Bu belirtileri asla atlamayın
Doğumsal kalp hastalığı ile doğan her 3 bebekten 1’inde doğumdan sonraki ilk 1 ay içinde çeşitli belirtiler gelişiyor. Prof. Dr. Tayyar Sarıoğlu doğumsal kalp hastalıklarında asla atlanmaması gereken başlıca belirtileri şöyle sıralıyor:
Bebeğin dudakları, ağız içi ve tırnaklarında oluşan morluk,
Çok sık solup alıp verme ve nefes alıp verirken kaburgalarda oluşan çekilme
Sık sık solunum yolu hastalığı geçirmek,
Emzirme sırasında emmek istememe veya emerken çabuk yorulma
İştahsızlık ve kilo almada güçlük
Çabuk yorulma
Doğumsal kalp hastalıkları bazı çocuklarda ise ilk yıllarda belirgin bir sinyal vermiyor. Bu durumda ilerleyen yıllarda çocukta çarpıntı, nefes darlığı, çabuk yorulma, egzersiz sırasında göğüs ağrısı gibi şikayetler gelişebiliyor.
Yüzde 90’dan fazla başarı sağlanabiliyor
Prof. Dr. Tayyar Sarıoğlu bugünkü teknolojik imkanlar, bilgi ile deneyim sayesinde en karmaşık ve en riskli kalp hastalıkları ile doğan bebeklerde bile yüzde 90’dan fazla başarı sağlanabildiğine dikkat çekiyor. Prof. Dr. Tayyar Sarıoğlu bazı kalp ameliyatlarında (kapalı kalp ameliyatları) akciğer- kalp makinasına ihtiyaç duyulmadan da onarım gerçekleştirilebildiğini belirterek, günümüzde uygulanan diğer yöntemleri de şöyle anlatıyor: “Belirli bazı anomalilerde göğsün yan tarafından yapılan küçük kesilerle (minimal invaziv ) kalbe ulaşılarak ameliyat gerçekleştirilebiliyor. Bu tür ameliyatlarda hastanede yatış ve iyileşme süresi çok daha kısa olabiliyor. Göğüs kafesinin iyi gelişmiş olduğu büyük çocuklarda, bazı anomaliler robotik cerrahiyle de düzeltilebiliyor. Bazı durumlarda girişimsel prosedür denilen yöntemlerle, kateter yoluyla ameliyatsız tedaviler gerçekleştirilebiliyor. Kalpteki bazı delikler bu yolla kapatılabiliyor, kapak ve damarlardaki darlıklar genişletilebiliyor, bazı damar açıklıkları ve anormal damarlar kapatılabiliyor ve bazen suni kapaklar yerleştirilebiliyor”
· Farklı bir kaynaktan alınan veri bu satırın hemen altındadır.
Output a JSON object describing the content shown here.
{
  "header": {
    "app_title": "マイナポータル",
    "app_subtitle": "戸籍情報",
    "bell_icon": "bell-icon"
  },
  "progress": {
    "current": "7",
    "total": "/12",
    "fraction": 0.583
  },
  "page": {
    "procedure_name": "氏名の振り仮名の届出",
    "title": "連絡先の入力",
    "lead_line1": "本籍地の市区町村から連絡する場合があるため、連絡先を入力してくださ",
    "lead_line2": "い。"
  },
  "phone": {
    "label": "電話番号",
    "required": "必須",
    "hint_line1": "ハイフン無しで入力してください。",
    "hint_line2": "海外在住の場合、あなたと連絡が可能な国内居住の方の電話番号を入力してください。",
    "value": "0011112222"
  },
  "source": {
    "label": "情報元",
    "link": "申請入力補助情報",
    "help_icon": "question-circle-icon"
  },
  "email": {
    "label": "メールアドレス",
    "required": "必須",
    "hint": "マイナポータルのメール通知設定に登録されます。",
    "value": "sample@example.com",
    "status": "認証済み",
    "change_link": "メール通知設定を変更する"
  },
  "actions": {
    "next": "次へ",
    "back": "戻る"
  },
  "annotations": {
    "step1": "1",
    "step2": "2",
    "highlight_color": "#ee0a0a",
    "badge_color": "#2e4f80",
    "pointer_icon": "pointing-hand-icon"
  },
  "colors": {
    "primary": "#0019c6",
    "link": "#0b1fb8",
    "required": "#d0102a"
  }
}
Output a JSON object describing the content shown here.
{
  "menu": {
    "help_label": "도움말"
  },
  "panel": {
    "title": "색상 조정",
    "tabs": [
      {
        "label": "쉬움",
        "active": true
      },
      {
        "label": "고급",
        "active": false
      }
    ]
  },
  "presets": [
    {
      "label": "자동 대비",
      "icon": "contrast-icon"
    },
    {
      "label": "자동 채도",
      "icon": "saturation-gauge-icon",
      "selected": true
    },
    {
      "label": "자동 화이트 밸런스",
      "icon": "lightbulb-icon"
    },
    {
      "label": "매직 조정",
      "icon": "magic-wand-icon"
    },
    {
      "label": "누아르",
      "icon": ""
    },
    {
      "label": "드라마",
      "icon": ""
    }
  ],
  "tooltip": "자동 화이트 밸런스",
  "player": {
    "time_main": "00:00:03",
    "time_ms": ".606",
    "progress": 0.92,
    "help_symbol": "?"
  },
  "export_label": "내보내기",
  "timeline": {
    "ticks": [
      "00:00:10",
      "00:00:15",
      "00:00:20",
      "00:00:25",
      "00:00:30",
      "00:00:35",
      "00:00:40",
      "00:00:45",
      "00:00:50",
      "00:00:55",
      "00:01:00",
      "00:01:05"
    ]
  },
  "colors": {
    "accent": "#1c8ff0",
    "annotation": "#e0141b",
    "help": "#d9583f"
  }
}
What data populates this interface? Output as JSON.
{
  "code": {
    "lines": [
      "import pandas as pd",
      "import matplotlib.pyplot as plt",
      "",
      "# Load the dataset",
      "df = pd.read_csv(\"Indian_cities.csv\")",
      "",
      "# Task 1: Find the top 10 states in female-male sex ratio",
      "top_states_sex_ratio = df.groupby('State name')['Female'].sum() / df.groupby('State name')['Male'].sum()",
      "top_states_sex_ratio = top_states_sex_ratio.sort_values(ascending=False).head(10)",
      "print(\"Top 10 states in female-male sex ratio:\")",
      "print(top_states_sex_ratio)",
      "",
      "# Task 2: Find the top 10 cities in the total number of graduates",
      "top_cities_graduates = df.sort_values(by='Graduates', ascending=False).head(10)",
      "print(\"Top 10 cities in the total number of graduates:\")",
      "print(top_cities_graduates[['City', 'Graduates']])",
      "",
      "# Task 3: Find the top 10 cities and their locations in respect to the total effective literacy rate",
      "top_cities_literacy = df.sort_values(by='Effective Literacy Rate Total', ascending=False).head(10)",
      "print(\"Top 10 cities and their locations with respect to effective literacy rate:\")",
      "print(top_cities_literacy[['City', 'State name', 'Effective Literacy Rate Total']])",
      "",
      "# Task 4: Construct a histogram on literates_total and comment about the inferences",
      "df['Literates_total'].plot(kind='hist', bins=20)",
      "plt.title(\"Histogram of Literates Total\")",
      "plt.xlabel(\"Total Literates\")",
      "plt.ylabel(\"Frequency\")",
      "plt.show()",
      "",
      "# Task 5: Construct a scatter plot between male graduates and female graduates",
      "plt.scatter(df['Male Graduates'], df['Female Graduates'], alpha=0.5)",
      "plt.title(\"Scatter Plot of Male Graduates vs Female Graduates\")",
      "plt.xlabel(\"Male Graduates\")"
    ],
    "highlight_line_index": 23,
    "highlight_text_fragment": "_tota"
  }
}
------------------------kutu bilgisi 1--------------------------
Daha anne karnında iken tespit edilebilir
Doğumsal kalp hastalıkları aslında hamileliğin 16. haftasından itibaren, fetal ekokardiyoğrafi ile anne karnındaki bebeğin kalbinin ayrıntılı olarak incelenmesiyle tespit edilebiliyor. Kalpte bir sorun görülürse bebek doğuma kadar yakın takip altında tutuluyor ve bu süreçte doğum sonrasında uygulanacak olan tedaviler planlanıyor. Prof. Dr. Tayyar Sarıoğlu bunun yanı sıra oksijen satürasyonu yönteminin de, doğum sonrasında ilk bir ayda doğumsal kalp hastalıklarının tespit edilmesinde önemli bir yardımcı tanı yöntemi olduğunu belirterek sözlerine şöyle devam ediyor: “Doğumun ardından ilk 24-48 saat içerisinde her bebeğin oksijen satürasyonunun ölçülmesi çok önemli. Küçük bir prob ile bebeğin el veya ayak parmağından oksijen doygunluğunu tespit etmek mümkün olabiliyor. Oksijen değerinde bir sorun varsa ekokardiyografi yöntemine başvurularak bebeğin kalbi detaylı olarak inceleniyor ve birçok önemli doğumsal kalp hastalığına tanı konulabiliyor” diyor.
---------------------kutu bilgisi 2-----------------------------
Çocuk ve gençlerde ani ölümler önlenebilir
Bazı çocuklarda özellikle ergenlik veya ilk gençlik döneminde ağır sporlar veya egzersiz sırasında ani kalp durması ve ölüm görülebiliyor. Bu çocuk ve gençlerde genellikle aort ( ana atar damar) çıkışında bir darlık veya koroner damarlarda bir çıkış yeri anomalisi sorunu oluyor. Bu anomaliler aslında yapılacak kalp ameliyatı ile başarıyla düzeltilebiliyor. Prof. Dr. Tayyar Sarıoğlu “Bu nedenle ağır spor ve yarışmacı olarak spor yapacak olan çocuk ve gençlerin, Ekokardiyografi, Eforlu EKG, gerekirse Bilgisayarlı Tomografi ve Manyetik Rezonans testleri ile kontrolden geçmeleri çok yararlı olacaktır” diyor.